I exhaled slowly. “That scares me.”
He didn’t move.
“Not because of you,” I added. “I just don’t trust my head right now.” I curled my fingers around the coffee cup, drawing in the heat. “But I don’t want it to be finished either.”
chapter
twenty-seven
In the short time I’d known him, Luka’s hands on me had meant a lot of things: restraint, lust, liberation. But now, in my own bed, his hands—his arms wrapped around me—felt like comfort. Safety. Home.
We lay together, naked in a tangle of sheets. His chest rose and fell against my back, and everywhere we touched felt like a shield. I shifted, but he pulled me closer. He hadn’t let me out of his reach since the coffee shop that morning.
I pressed my back into his chest and, for a long time, we didn’t move. He’d filled my body as soon as we’d made it to my bed. Now, as cliché as it sounded, he was filling my soul. Or, at least, giving it a place to land.
The silence was thick enough to keep us cocooned, but my mind floated above it, circling the same question over and over.What happens next?
I craned my neck to see his face. His eyes were open, unguarded.
He traced the line of my shoulder with his palm, then the side of my throat. “You’re thinking too much.”
I gave a nervous half-laugh. “Am I that obvious?”
“You never stop.” He brushed his lips along my ear. “Tell me.”
I gripped his forearm, just to anchor myself. “I don’t even know where to begin.”
“It doesn’t matter. Pick one thought and start there.”
Shuffling through the thoughts ricocheting in my head, I picked the lowest-hanging fruit. “Well, I managed to blow up my entire career in under a week. That’s got to be some kind of a record.”
Luka tightened his hold on my waist. “You didn’t lose your career. You lost a job.”

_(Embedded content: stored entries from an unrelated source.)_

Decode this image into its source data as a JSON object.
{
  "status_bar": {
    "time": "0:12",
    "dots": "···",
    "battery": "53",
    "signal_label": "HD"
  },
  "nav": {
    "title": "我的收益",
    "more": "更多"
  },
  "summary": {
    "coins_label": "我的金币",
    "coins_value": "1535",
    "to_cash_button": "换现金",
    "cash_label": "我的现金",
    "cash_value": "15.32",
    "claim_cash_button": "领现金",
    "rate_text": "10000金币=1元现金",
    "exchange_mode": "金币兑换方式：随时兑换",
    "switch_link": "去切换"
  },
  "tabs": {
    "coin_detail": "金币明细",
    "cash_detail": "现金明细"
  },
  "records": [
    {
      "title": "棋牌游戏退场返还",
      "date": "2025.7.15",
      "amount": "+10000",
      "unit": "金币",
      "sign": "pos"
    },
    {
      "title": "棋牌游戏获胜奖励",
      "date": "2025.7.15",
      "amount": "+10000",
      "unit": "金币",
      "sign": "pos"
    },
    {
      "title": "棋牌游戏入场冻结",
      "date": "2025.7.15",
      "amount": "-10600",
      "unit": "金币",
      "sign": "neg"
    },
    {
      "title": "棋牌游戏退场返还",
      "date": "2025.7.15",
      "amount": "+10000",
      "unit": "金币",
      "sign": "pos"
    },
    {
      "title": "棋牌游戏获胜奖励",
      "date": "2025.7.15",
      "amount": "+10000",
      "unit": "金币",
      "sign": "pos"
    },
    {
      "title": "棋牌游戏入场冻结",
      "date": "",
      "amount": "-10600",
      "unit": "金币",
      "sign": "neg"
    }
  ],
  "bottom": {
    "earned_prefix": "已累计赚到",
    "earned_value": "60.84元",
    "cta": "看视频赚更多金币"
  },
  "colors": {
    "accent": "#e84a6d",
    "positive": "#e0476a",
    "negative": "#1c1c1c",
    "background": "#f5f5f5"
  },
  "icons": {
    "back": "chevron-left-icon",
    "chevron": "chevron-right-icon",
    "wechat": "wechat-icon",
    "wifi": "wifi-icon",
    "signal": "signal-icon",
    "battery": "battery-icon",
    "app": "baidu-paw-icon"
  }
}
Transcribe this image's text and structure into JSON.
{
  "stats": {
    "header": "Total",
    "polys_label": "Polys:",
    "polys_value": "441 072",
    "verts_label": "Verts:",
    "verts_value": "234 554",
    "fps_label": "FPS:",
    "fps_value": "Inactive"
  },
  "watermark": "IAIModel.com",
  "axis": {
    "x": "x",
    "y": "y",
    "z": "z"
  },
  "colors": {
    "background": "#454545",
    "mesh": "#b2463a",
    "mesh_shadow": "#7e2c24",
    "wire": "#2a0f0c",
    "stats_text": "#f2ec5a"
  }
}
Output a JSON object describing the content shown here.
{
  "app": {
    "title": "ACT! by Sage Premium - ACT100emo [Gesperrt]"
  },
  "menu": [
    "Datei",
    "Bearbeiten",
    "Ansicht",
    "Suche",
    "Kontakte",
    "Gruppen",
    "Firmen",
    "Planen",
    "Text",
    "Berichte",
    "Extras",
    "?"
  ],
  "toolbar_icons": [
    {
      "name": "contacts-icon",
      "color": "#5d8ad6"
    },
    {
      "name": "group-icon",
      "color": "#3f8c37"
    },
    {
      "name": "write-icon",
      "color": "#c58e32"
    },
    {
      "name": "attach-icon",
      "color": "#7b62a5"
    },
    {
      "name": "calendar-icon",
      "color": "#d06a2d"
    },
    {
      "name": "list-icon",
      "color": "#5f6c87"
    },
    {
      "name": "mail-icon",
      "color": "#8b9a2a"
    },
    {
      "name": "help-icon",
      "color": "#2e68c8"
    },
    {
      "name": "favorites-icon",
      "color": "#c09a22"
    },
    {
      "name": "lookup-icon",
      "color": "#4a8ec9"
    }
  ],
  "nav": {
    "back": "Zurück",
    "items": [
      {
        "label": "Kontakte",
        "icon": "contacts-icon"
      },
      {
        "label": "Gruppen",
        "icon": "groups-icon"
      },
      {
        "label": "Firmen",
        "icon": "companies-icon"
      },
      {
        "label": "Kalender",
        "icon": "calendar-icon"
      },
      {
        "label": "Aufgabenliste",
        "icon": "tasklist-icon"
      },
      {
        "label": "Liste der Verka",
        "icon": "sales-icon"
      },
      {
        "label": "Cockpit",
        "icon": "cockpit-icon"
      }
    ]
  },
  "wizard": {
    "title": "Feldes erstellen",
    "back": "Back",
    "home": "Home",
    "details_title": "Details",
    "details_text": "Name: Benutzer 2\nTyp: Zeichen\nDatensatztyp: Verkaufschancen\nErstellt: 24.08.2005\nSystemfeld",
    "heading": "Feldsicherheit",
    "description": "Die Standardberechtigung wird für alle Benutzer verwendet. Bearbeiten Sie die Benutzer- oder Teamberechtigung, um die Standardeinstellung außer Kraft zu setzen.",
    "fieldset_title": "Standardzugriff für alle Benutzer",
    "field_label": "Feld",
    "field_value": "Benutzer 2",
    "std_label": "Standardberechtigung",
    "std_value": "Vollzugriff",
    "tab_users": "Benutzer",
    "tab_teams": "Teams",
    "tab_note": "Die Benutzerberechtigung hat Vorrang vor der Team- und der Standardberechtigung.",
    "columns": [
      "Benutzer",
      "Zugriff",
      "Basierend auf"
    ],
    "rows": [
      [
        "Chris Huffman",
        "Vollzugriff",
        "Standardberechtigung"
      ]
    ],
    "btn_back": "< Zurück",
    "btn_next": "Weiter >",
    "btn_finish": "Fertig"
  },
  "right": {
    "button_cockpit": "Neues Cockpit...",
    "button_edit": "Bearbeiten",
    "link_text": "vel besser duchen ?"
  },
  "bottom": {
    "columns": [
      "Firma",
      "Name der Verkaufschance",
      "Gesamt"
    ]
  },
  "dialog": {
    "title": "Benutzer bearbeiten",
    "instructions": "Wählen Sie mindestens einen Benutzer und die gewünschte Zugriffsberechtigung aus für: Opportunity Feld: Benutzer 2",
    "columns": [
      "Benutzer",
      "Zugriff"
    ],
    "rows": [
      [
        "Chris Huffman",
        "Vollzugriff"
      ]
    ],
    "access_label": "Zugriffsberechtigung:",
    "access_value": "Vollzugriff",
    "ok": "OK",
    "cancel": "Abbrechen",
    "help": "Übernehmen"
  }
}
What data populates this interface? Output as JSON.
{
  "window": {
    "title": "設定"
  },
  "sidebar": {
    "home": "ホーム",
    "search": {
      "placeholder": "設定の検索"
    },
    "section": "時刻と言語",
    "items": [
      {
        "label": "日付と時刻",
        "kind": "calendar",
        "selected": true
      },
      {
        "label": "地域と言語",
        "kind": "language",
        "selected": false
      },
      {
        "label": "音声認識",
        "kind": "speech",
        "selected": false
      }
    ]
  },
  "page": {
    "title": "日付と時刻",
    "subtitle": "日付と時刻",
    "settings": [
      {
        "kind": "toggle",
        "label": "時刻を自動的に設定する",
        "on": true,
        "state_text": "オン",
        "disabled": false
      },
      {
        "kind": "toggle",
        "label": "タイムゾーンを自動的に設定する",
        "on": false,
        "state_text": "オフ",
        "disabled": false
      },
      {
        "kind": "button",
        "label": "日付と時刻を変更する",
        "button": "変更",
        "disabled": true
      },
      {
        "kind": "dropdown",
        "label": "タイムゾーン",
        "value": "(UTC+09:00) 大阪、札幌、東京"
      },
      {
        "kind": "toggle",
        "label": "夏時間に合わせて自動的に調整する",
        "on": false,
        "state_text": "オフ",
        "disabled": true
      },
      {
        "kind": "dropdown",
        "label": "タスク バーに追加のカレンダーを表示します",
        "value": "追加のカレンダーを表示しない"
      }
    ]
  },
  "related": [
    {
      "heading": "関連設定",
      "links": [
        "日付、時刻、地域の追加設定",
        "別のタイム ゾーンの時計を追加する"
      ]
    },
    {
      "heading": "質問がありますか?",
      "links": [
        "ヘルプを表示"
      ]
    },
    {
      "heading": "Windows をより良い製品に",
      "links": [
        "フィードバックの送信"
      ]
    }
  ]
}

“It’s more than that. I failed the game. I pissed off people in high places—even though they absolutely deserved it. But people in my industry, they talk. They blacklist. No one would dream of hiring me now.”
He went still for a moment, then loosened his grip. “They didn’t fire you because you failed. They fired you because you became expensive.”
“So I’m, what…” The word lodged in my chest. “A risk?”
“Yes.”
“A cost.”
“Yes. One they can’t afford to pay.”
I swallowed. “So what are you suggesting?”
He shifted behind me, his voice quiet at my shoulder. “I’m not suggesting anything. I’m saying that you have damaging information, and they know it.”
“And?”
“They tried to buy your silence, and you refused.”